Trump then brought up the Kennedy Center, where he will also install “very beautiful marble” and whose paintings he described in detail. “It was painted a cheap gold and I painted it white, a very thick coat of very strong white,” he declared. “No one has ever managed to make gold paint that looks real“.
“It wasn't something public”
A little later in his intervention, Donald Trump reached the fragile majority of Republicans in the House of Representatives. “Death is very bad when you have a majority of two or three seats”, he said, before speaking, to everyone's surprise, about a conservative congressman from Florida who is “very sick”.
“He was sentenced until June” the president said, referring to this congressman, Neal Dunn. “It wasn't something public“, remarked the president of the House of Representatives, Mike Johnson, sitting to the right of the head of state and visibly embarrassed.

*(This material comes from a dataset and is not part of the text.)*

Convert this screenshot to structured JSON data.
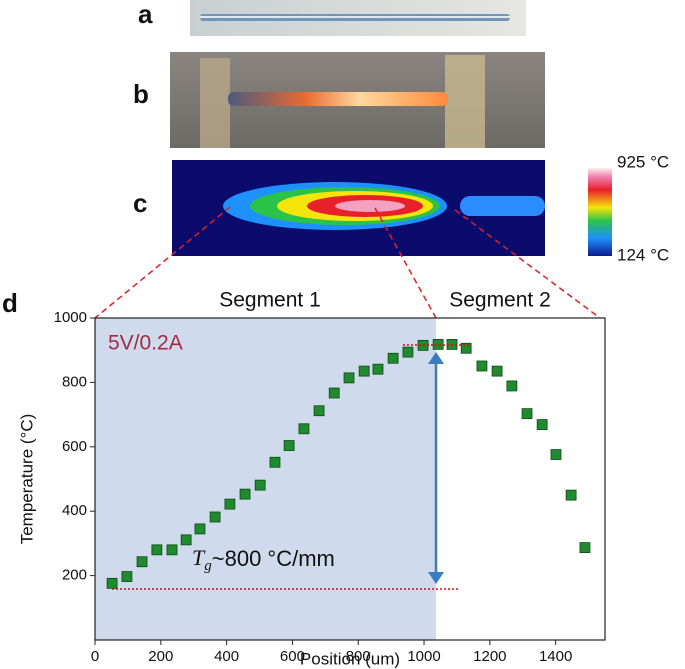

Donald Trump then suggested that the president-elect was saved because of the help he gave him to find the best possible medical care, saying: “I did it first for him, then to keep his place”, implying that the second reason mattered almost as much as the first.
Next to Trump, to his left, was his chief of staff, Susie Wiles, whom Trump had revealed a little earlier, on Truth Social, that she had breast cancer.
“They got used to being bombed”
When he opened the question-and-answer session with the press, after about thirty minutes of improvisation, Donald Trump was asked about the war in the Middle East, and his answers gave rise to other digressions.
When asked about Lebanon, he recounted, for example, that he spoke to a person “very important” and “rich”whose parents live in this country. “They got used to being bombed“, said the American president, adding: “I imagine they're getting used to it. I don't know, there are people who live in Ukraine, you might think they wouldn't want to live in Ukraine, but they live in Ukraine. I don't think I would do that.”
Claims to have predicted the September 2001 attacks
Donald Trump also claimed that he predicted that Iran would use the Strait of Hormuz as a “weapon”, before adding: “I predicted that Osama bin Laden would destroy the World Trade Center” in a book published a year before the attacks of September 11, 2001 in the United States.
It is not the first time that the American president makes this statement, which several American media outlets have proven to be false. The book contains a mention of the founder of Al-Qaida, but without associating him with a specific threat against the United States.